The last new students were accepted in January 2016. In June 2016, the Securities and Exchange Commission requested documents and information regarding Career Education's fourth quarter 2014 classification of its Le Cordon Bleu campuses.

Le Cordon Bleu has continued to maintain a presence in the United States through its New York office, Le Cordon Bleu Inc., which places students in the locations abroad.

===Cities with schools===
- Campuses in Europe
- Paris, France
- London, Great Britain
- Madrid, Spain
- Istanbul, Turkey

- Campuses in the Americas
- Brazil
  - Rio de Janeiro
  - São Paulo
- Ottawa, Ontario, Canada
- Mexico
  - Mexico City
  - Tampico
- Lima, Peru
- New York City, United States

- Campuses in Oceania
- Australia
  - Adelaide
  - Brisbane
  - Melbourne
  - Sydney
- Wellington, New Zealand

- Campuses in Asia
- Shanghai, China
- Beirut, Lebanon
- Gurgaon, India
- Tokyo, Japan
- Seoul, Korea
- Kuala Lumpur, Malaysia
- Kaohsiung, Taiwan
- Bangkok, Thailand
- Manila, Philippines

== In popular culture ==
Le Cordon Bleu played a central role in the 2009 American film Julie & Julia, which was partly based on Julia Child's memoir My Life in France.
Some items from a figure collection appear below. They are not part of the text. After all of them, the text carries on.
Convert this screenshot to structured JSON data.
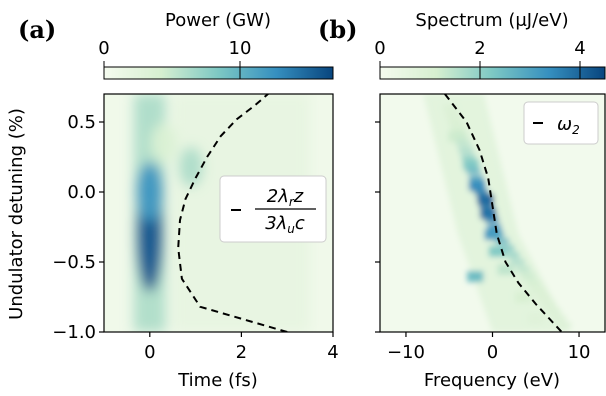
{
  "chart_data": [
    {
      "panel": "(a)",
      "type": "heatmap",
      "xlabel": "Time (fs)",
      "ylabel": "Undulator detuning (%)",
      "xticks": [
        "0",
        "2",
        "4"
      ],
      "yticks": [
        "0.5",
        "0.0",
        "−0.5",
        "−1.0"
      ],
      "xlim": [
        -1,
        4
      ],
      "ylim": [
        -1.0,
        0.7
      ],
      "colorbar": {
        "label": "Power (GW)",
        "ticks": [
          "0",
          "10"
        ],
        "range": [
          0,
          14
        ]
      },
      "legend": {
        "entry": "2λrz / 3λuc",
        "numerator": "2λ",
        "numerator_sub": "r",
        "numerator_tail": "z",
        "denominator": "3λ",
        "denominator_sub": "u",
        "denominator_tail": "c"
      },
      "dashed_curve": {
        "x": [
          3.0,
          1.1,
          0.7,
          0.65,
          0.75,
          1.5,
          2.5,
          2.0,
          1.5,
          0.9,
          0.65,
          0.65
        ],
        "y": [
          -1.0,
          -0.82,
          -0.62,
          -0.4,
          -0.1,
          0.1,
          0.7,
          0.55,
          0.4,
          0.2,
          0.0,
          -0.2
        ]
      },
      "hotspots": [
        {
          "t": 0.0,
          "d": -0.3,
          "p": 13
        },
        {
          "t": 0.0,
          "d": 0.0,
          "p": 10
        },
        {
          "t": 0.0,
          "d": 0.55,
          "p": 5
        },
        {
          "t": 0.9,
          "d": 0.18,
          "p": 5
        },
        {
          "t": 0.3,
          "d": 0.35,
          "p": 3
        }
      ]
    },
    {
      "panel": "(b)",
      "type": "heatmap",
      "xlabel": "Frequency (eV)",
      "xticks": [
        "−10",
        "0",
        "10"
      ],
      "xlim": [
        -13,
        13
      ],
      "ylim": [
        -1.0,
        0.7
      ],
      "colorbar": {
        "label": "Spectrum (μJ/eV)",
        "ticks": [
          "0",
          "2",
          "4"
        ],
        "range": [
          0,
          4.5
        ]
      },
      "legend": {
        "entry": "ω2",
        "symbol": "ω",
        "sub": "2"
      },
      "dashed_curve": {
        "x": [
          -5.5,
          -3,
          -1.5,
          -0.5,
          0,
          0.5,
          1.5,
          3,
          5,
          8
        ],
        "y": [
          0.7,
          0.5,
          0.3,
          0.1,
          -0.1,
          -0.3,
          -0.5,
          -0.65,
          -0.8,
          -1.0
        ]
      },
      "streak": [
        {
          "f": -4.2,
          "d": 0.4,
          "s": 1.2
        },
        {
          "f": -2.5,
          "d": 0.2,
          "s": 2.0
        },
        {
          "f": -1.8,
          "d": 0.05,
          "s": 3.5
        },
        {
          "f": -0.8,
          "d": -0.05,
          "s": 4.3
        },
        {
          "f": -0.5,
          "d": -0.15,
          "s": 4.0
        },
        {
          "f": 0.0,
          "d": -0.3,
          "s": 3.2
        },
        {
          "f": 0.5,
          "d": -0.42,
          "s": 2.2
        },
        {
          "f": 1.5,
          "d": -0.55,
          "s": 1.4
        },
        {
          "f": -2.0,
          "d": -0.6,
          "s": 2.5
        },
        {
          "f": 3.5,
          "d": -0.75,
          "s": 1.0
        },
        {
          "f": 5.0,
          "d": -0.9,
          "s": 0.8
        }
      ]
    }
  ]
}
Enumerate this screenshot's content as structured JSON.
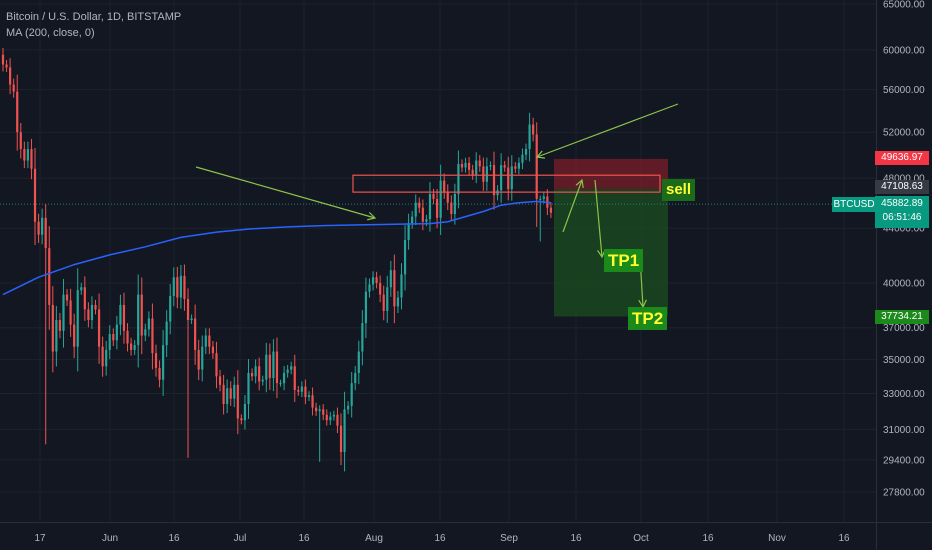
{
  "header": {
    "symbol_line": "Bitcoin / U.S. Dollar, 1D, BITSTAMP",
    "indicator_line": "MA (200, close, 0)"
  },
  "annotations": {
    "sell": "sell",
    "tp1": "TP1",
    "tp2": "TP2"
  },
  "price_tags": {
    "stop": "49636.97",
    "entry": "47108.63",
    "ticker": "BTCUSD",
    "current": "45882.89",
    "countdown": "06:51:46",
    "target": "37734.21"
  },
  "colors": {
    "background": "#131722",
    "up_candle": "#26a69a",
    "down_candle": "#ef5350",
    "ma_line": "#2962ff",
    "annotation_arrow": "#8bc34a",
    "stop_zone": "#7a1f28",
    "target_zone": "#1b4d1f",
    "tag_red": "#f23645",
    "tag_dark": "#363a45",
    "tag_teal": "#089981",
    "tag_green": "#1b8a1b"
  },
  "chart_data": {
    "type": "candlestick",
    "symbol": "BTCUSD",
    "indicator": "MA (200, close, 0)",
    "y_axis": {
      "scale": "log",
      "ticks": [
        65000,
        60000,
        56000,
        52000,
        48000,
        44000,
        40000,
        37000,
        35000,
        33000,
        31000,
        29400,
        27800
      ],
      "tick_labels": [
        "65000.00",
        "60000.00",
        "56000.00",
        "52000.00",
        "48000.00",
        "44000.00",
        "40000.00",
        "37000.00",
        "35000.00",
        "33000.00",
        "31000.00",
        "29400.00",
        "27800.00"
      ]
    },
    "x_axis": {
      "tick_labels": [
        "17",
        "Jun",
        "16",
        "Jul",
        "16",
        "Aug",
        "16",
        "Sep",
        "16",
        "Oct",
        "16",
        "Nov",
        "16"
      ]
    },
    "closes": [
      58500,
      58200,
      56500,
      55800,
      52000,
      50500,
      49500,
      50500,
      48800,
      44500,
      43500,
      44800,
      42500,
      38500,
      35500,
      37500,
      36800,
      39200,
      38800,
      37200,
      35800,
      39500,
      39700,
      38200,
      37500,
      38500,
      38200,
      35800,
      34600,
      35600,
      36600,
      36200,
      37200,
      38500,
      36800,
      36000,
      35600,
      35900,
      39200,
      36500,
      36900,
      37600,
      35400,
      34500,
      33800,
      35900,
      37400,
      39100,
      40400,
      39000,
      40500,
      38900,
      37500,
      37600,
      35600,
      34400,
      35800,
      36500,
      35800,
      35400,
      34000,
      33500,
      32400,
      33300,
      32700,
      33500,
      31600,
      31500,
      32400,
      34200,
      34000,
      34600,
      33700,
      33800,
      35300,
      33900,
      35500,
      33600,
      33600,
      34200,
      34400,
      34600,
      33200,
      33100,
      33400,
      32800,
      32900,
      32200,
      32000,
      32100,
      31800,
      31500,
      31700,
      31800,
      31200,
      29800,
      32100,
      32300,
      33600,
      34200,
      35500,
      37300,
      39400,
      39900,
      40400,
      40000,
      39200,
      38100,
      39700,
      40900,
      38400,
      39000,
      40600,
      43100,
      44400,
      44900,
      46000,
      45600,
      44500,
      44700,
      46700,
      46300,
      44800,
      47800,
      46900,
      46000,
      45100,
      46700,
      49200,
      48900,
      49300,
      48700,
      48300,
      49500,
      49000,
      47700,
      49000,
      49100,
      46600,
      47000,
      49100,
      48900,
      47100,
      49000,
      48800,
      49300,
      50000,
      50500,
      52700,
      51800,
      46300,
      46300,
      46500,
      45600,
      45200
    ],
    "moving_average_200": [
      [
        0,
        39200
      ],
      [
        10,
        40400
      ],
      [
        20,
        41300
      ],
      [
        30,
        42000
      ],
      [
        40,
        42600
      ],
      [
        50,
        43300
      ],
      [
        60,
        43700
      ],
      [
        70,
        43950
      ],
      [
        80,
        44100
      ],
      [
        90,
        44200
      ],
      [
        100,
        44250
      ],
      [
        110,
        44300
      ],
      [
        120,
        44350
      ],
      [
        125,
        44500
      ],
      [
        130,
        44900
      ],
      [
        135,
        45300
      ],
      [
        140,
        45800
      ],
      [
        145,
        46000
      ],
      [
        150,
        46100
      ],
      [
        154,
        46000
      ]
    ],
    "levels": {
      "stop_loss": 49636.97,
      "entry": 47108.63,
      "current": 45882.89,
      "take_profit": 37734.21
    },
    "resistance_zone": [
      46850,
      48250
    ],
    "tp1_level": 41000,
    "tp2_level": 38100
  }
}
In addition, central protagonists in other films attended or were graduates of Le Cordon Bleu such as Audrey Hepburn's character in the 1954 American film Sabrina, Huo Ting En in the 2017 Taiwanese television series The Perfect Match, Dev D in the 2017 Bengali film Maacher Jhol and Hervé Villechaize's character Nick Nack in the 1974 James Bond film The Man with the Golden Gun.
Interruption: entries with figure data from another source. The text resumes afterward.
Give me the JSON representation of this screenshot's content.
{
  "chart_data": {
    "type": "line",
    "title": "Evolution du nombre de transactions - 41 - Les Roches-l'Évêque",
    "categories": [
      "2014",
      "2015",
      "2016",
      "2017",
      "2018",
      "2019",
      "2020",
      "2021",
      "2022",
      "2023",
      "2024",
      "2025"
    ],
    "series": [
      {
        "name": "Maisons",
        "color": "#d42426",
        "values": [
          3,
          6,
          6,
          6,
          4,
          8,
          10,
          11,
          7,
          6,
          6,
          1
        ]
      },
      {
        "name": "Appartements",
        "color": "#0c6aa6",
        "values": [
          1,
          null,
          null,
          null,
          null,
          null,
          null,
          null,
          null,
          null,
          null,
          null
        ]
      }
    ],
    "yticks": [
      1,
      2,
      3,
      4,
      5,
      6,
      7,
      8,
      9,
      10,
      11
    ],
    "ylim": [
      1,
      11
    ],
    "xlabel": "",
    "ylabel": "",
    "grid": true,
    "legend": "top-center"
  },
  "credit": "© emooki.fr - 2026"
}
The school also plays a central role in publications by its students. For example, American writer Kathleen Flinn's 2007 book The Sharper Your Knife, the Less You Cry, is the first insider's account of attending the modern Paris flagship school. Flinn's best-selling memoir recounts the day-to-day trials of the contemporary program and provides a further history of the school. The book was translated into several languages.

==Alumni==

- Alumni of the Paris location include Julia Child, Csaba dalla Zorza, Giada De Laurentiis, Isabel Campabadal, Dame Mary Berry, Gastón Acurio, Teresa Ocampo, Renatta Moeloek, Jesselyn Lauwreen, Gabie Kook, Eudes Assis, and Shahrzad Shokouhivand.
- Alumni of the Los Angeles location include David Burtka, Kelis and Sicily Sewell.
- Alumni of the Pasadena location include Charity Morgan and Evan Funke.
- Alumni of the London location include Princess Marie-Astrid of Liechtenstein.